Debt repayment programmes, season ticket loans and genuine emphasis on work life balance have real resonance to a generation that is starting its working life in debt and has often witnessed Boomer Burn-Out at first hand. They’re highly unlikely to be home-owners so freedom to travel is a huge priority. An extra £1000 on a salary isn’t going to take them anywhere near a deposit on a home, so it’s easy to see why for young people facing an uncertain financial future, freedom is the preferred priority.
Millennials also put emphasis on working for organisations with a moral core and good ethics. For example Greggs the bakers, the majority of whose staff earns £8.38 per hour, offers a profit share scheme, (10 per cent of profits are shared among staff) and paid out £7m to staff, which worked out at £300 per employee. This earned the company some fantastic PR, quite rightly, as £300 gets you a LOT of vegan sausage rolls.

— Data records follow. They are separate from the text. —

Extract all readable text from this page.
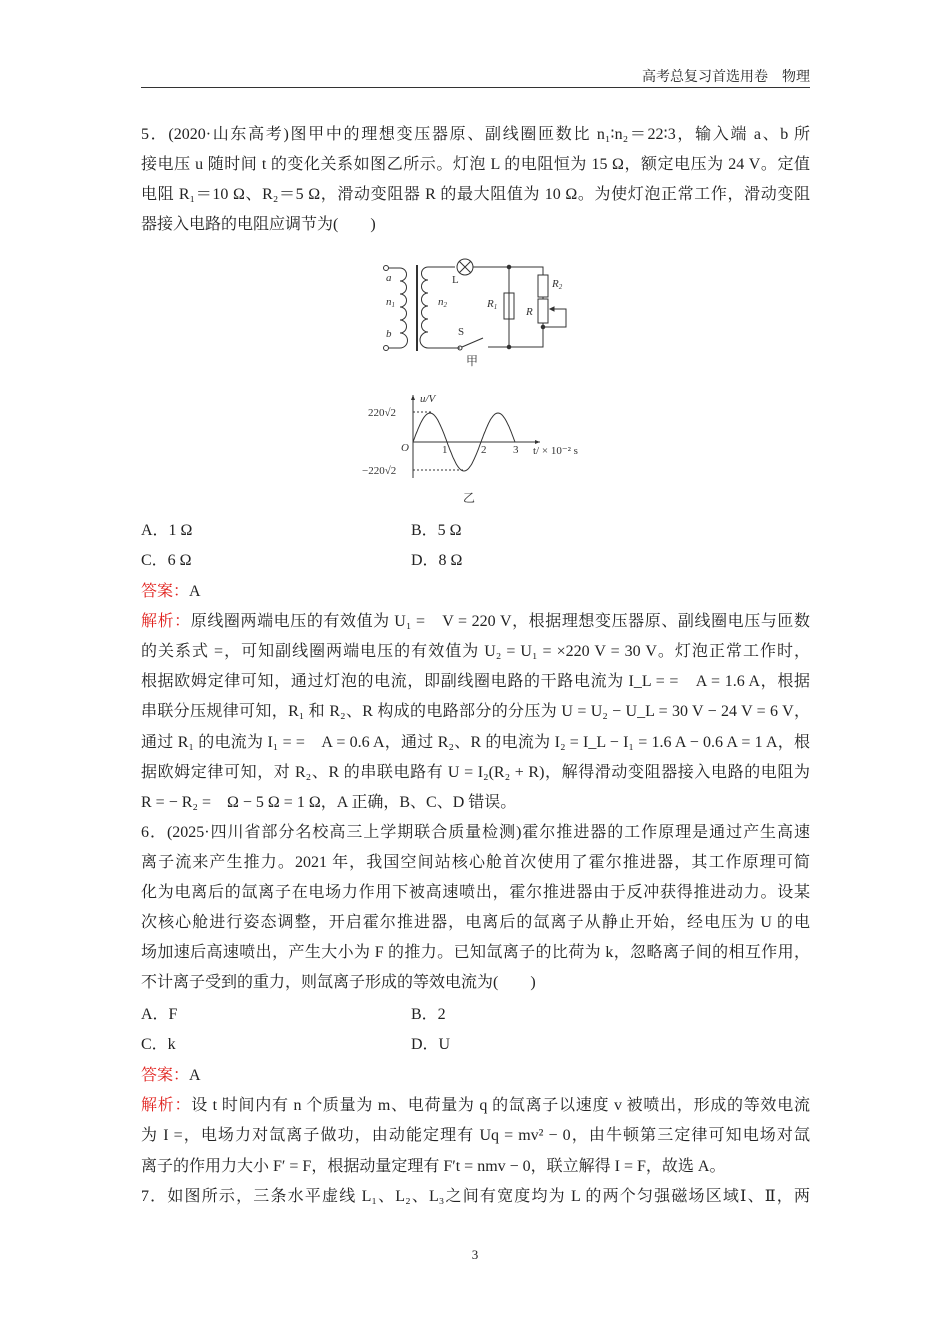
高考总复习首选用卷　物理
5．(2020·山东高考)图甲中的理想变压器原、副线圈匝数比 n₁∶n₂＝22∶3，输入端 a、b 所
接电压 u 随时间 t 的变化关系如图乙所示。灯泡 L 的电阻恒为 15 Ω，额定电压为 24 V。定值
电阻 R₁＝10 Ω、R₂＝5 Ω，滑动变阻器 R 的最大阻值为 10 Ω。为使灯泡正常工作，滑动变阻
器接入电路的电阻应调节为(　　)
a
b
n1	n2	R1
R2
R
L
S
甲
u/V
220√2
−220√2
O	1	2 3 t/ × 10⁻² s
乙
A．1 Ω	B．5 Ω
C．6 Ω	D．8 Ω
答案：A
解析：原线圈两端电压的有效值为 U₁ =　V = 220 V，根据理想变压器原、副线圈电压与匝数
的关系式 =，可知副线圈两端电压的有效值为 U₂ = U₁ = ×220 V = 30 V。灯泡正常工作时，
根据欧姆定律可知，通过灯泡的电流，即副线圈电路的干路电流为 I_L = =　A = 1.6 A，根据
串联分压规律可知，R₁ 和 R₂、R 构成的电路部分的分压为 U = U₂ − U_L = 30 V − 24 V = 6 V，
通过 R₁ 的电流为 I₁ = =　A = 0.6 A，通过 R₂、R 的电流为 I₂ = I_L − I₁ = 1.6 A − 0.6 A = 1 A，根
据欧姆定律可知，对 R₂、R 的串联电路有 U = I₂(R₂ + R)，解得滑动变阻器接入电路的电阻为
R = − R₂ =　Ω − 5 Ω = 1 Ω，A 正确，B、C、D 错误。
6．(2025·四川省部分名校高三上学期联合质量检测)霍尔推进器的工作原理是通过产生高速
离子流来产生推力。2021 年，我国空间站核心舱首次使用了霍尔推进器，其工作原理可简
化为电离后的氙离子在电场力作用下被高速喷出，霍尔推进器由于反冲获得推进动力。设某
次核心舱进行姿态调整，开启霍尔推进器，电离后的氙离子从静止开始，经电压为 U 的电
场加速后高速喷出，产生大小为 F 的推力。已知氙离子的比荷为 k，忽略离子间的相互作用，
不计离子受到的重力，则氙离子形成的等效电流为(　　)
A．F	B．2
C．k	D．U
答案：A
解析：设 t 时间内有 n 个质量为 m、电荷量为 q 的氙离子以速度 v 被喷出，形成的等效电流
为 I =，电场力对氙离子做功，由动能定理有 Uq = mv² − 0，由牛顿第三定律可知电场对氙
离子的作用力大小 F′ = F，根据动量定理有 F′t = nmv − 0，联立解得 I = F，故选 A。
7．如图所示，三条水平虚线 L₁、L₂、L₃之间有宽度均为 L 的两个匀强磁场区域Ⅰ、Ⅱ，两
3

No-one’s going to actually turn down money, millennial or not, but the principle behind the gesture, the simple share out, made it very appealing.
The spotlight’s now on us as employers to offer candidates what they want…which isn’t necessarily what they’ve wanted in the past. Just like sneering tabloid stories about millennials “wasting their money on lattes and avocado on toast” had furious twentysomethings responding that they’d have to do a lot more than give up breakfast to get anywhere near enough for a deposit on a house, it’s important we understand that the world is entirely different for these young recruits and that rejecting salary in favour of benefits works for their world, even if it would not have worked for ours. We’re not in Kansas any more.